I’ve only made this recipe once – for a Christmas dinner party when I was living on Long Island. Why hasn’t the recipe been brought out again? Because apparently 3 lbs beef tenderloin costs you $63, at least in Westhampton. Adapted from an Emeril recipe.
*1 3 lb beef tenderloin
*olive oil
*1 tbsp cajun seasoning
*2 tbsp Dijon mustard
*1.5 cups horseradish
*some black pepper
*some chopped garlic
*salt
*2 cups Worcestershire Sauce
*2 tbsp parsley
For compote:
*6 oz fresh cranberries
*1 tbsp orange zest
*½ cup sugar
*1 cup water
*some salt
*pinch cinnamon
*1 tbsp cornstarch
*¼ cup orange juice
Preheat oven to 400. Rub tenderloin with oil and cajun spices. Sear meat on all sides in pan. Put tenderloin in a roasting pan (with a rack if you can swing it).

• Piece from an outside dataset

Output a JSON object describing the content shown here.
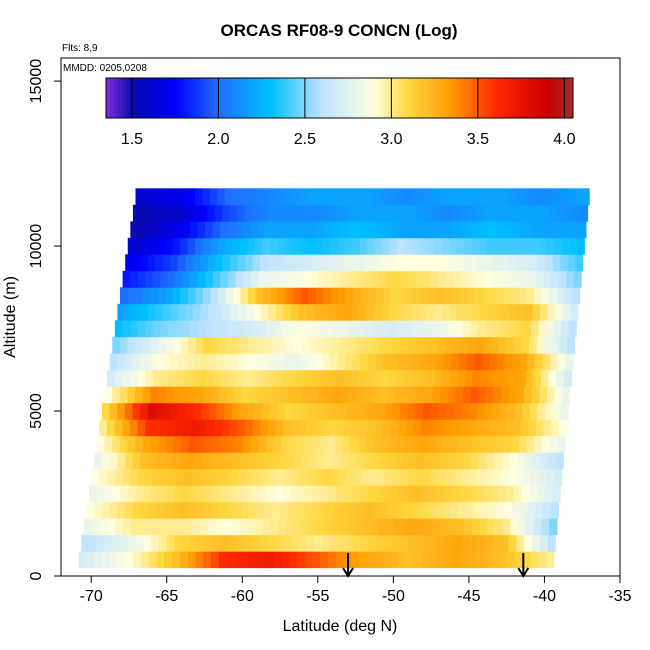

Rub meat with mustard. Combine horseradish, pepper, garlic and salt in bowl. Coat meat in horseradish mixture. Cook tenderloin for about 30 minutes. Check and see if this is your desire doneness (I personally would use a meat thermometer and shoot for a medium rare 135 degree internal temperature. I Let meat rest before slicing. Drizzle with Worcestershire sauce and serve with compote.
For compote:
Combine cranberries, zest, sugar, water, salt and cinnamon in saucepan. Bring to a boil and cook for 10 minutes. Dissolve 1 tbsp cornstarch in orange juice. Add to cranberries and blend. Simmer another 15 minutes. Remove from heat and cool completely. Refrigerate until chilled.